3. Develop your voice. You’re so awesome to talk to in person, and the more that you can bring out that voice and stay away from the generic “ad” style of talking, the better. 

4. Stay consistent. It’s common to see musicians post tons of content for a few weeks on their site, causing them to burn out and completely abandon their blog and news updates after a few months. Staying consistent keeps an audience engaged and growing, and will also keep you on top of the search rankings. 

5. Keep it short. I’ve found that the briefer your blogs, content, and other info, the better. People just don’t read much past 300-400 words at a time any more. If I go over that amount of words, I try to use numbers or points to try and keep people interested. 

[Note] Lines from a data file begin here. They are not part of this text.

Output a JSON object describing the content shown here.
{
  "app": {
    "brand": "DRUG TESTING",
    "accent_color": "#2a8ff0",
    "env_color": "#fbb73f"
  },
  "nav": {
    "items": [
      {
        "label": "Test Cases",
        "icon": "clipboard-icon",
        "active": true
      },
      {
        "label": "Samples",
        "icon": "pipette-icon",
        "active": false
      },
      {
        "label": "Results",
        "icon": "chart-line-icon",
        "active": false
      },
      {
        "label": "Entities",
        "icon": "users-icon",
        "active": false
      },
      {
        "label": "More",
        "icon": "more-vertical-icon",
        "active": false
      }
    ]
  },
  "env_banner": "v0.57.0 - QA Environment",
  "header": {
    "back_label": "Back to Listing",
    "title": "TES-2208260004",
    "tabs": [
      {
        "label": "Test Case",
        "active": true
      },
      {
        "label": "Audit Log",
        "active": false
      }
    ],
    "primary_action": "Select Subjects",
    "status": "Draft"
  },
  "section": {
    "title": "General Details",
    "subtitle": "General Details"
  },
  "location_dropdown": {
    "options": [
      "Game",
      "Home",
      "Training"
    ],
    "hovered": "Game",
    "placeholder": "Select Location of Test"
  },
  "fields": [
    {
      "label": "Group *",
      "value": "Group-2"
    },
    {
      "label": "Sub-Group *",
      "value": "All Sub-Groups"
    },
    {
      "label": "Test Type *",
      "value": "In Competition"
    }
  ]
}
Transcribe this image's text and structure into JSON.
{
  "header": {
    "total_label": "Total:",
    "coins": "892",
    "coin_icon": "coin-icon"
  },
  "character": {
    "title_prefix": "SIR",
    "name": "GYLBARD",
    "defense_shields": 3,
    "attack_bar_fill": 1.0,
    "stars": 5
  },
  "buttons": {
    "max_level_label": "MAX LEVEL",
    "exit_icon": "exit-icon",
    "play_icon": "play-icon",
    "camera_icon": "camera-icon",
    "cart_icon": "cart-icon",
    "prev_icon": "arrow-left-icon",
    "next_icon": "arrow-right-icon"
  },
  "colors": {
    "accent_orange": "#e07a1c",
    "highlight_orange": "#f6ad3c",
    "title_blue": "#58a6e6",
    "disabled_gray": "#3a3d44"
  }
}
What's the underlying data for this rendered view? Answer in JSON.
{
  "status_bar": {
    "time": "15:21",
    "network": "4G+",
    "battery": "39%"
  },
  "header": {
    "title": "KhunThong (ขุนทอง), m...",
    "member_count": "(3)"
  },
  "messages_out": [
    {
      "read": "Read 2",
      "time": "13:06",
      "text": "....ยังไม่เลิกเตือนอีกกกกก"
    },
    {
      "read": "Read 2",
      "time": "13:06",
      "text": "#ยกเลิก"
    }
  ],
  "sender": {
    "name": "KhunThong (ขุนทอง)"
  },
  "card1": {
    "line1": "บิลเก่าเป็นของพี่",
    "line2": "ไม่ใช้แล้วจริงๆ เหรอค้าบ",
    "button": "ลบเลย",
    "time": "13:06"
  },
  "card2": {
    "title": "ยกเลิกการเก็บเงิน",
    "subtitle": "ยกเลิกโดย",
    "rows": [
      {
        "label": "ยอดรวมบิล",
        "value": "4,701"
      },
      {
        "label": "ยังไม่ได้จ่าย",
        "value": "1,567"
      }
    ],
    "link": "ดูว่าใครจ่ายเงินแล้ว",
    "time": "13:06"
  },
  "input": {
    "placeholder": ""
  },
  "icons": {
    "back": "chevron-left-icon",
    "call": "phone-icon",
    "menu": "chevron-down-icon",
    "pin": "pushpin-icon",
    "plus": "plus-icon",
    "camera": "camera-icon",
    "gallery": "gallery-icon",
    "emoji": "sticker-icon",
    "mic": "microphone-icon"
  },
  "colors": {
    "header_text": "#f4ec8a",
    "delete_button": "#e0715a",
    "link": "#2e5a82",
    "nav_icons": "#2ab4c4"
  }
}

6. Actively focus on ways to give back. I’d say about 90% of my contacts are with people who are trying to solve problems or asking for favors, and that’s okay. As a Christian, this is one of the best ways that I can give to people. Also, it allows you to talk to some awesome people, too. 

7. Get an email newsletter going. Mailchimp has an awesome free way to get an email newsletter started just from your blog. This is still the best way to send out info to your readers. If you'd like to subscribe to my weekly email, click here. 

8. Find a niche. When I started my blog two years ago, I experimented with a ton of different kinds of blogs and different formats, and kept careful track of my analytics using Google’s free analytics app. After about 6 months I realized that 90% of my blogs about Apple’s program Mainstage were performing better than the rest of my blog, so I started blogging once a week about Mainstage. I eventually added a page on my website dedicated to sharing info about the program, and offering free patch downloads. A year later I developed custom patches for Mainstage and started selling them through eBay, and this last year I sold a ton of them (thanks to you, my dear blog reader!) 

If you’d told me when I started if I would get into selling Mainstage patches, I’d have said there was no market for it. And that’s the advantage of finding a niche not based on what you think should work, but on what your audience is telling you they want. 

(In contrast, I tried to launch a website called www.greatstringsnow.com about three years ago that offered high-end string arrangements and recordings, and it completely bombed, even with me investing some serious cash into marketing. I made the mistake of coming up with an idea that required initial capital, and then I tried to convince people to use it, instead of figuring out what people wanted first, then figuring out a way to sell it to them.) 

  I usually spend about two hours each week in a Smoothie King writing blogs for the week. Keeping a routine of when and where you write can help you get a lot done quickly. 

 

I usually spend about two hours each week in a Smoothie King writing blogs for the week. Keeping a routine of when and where you write can help you get a lot done quickly.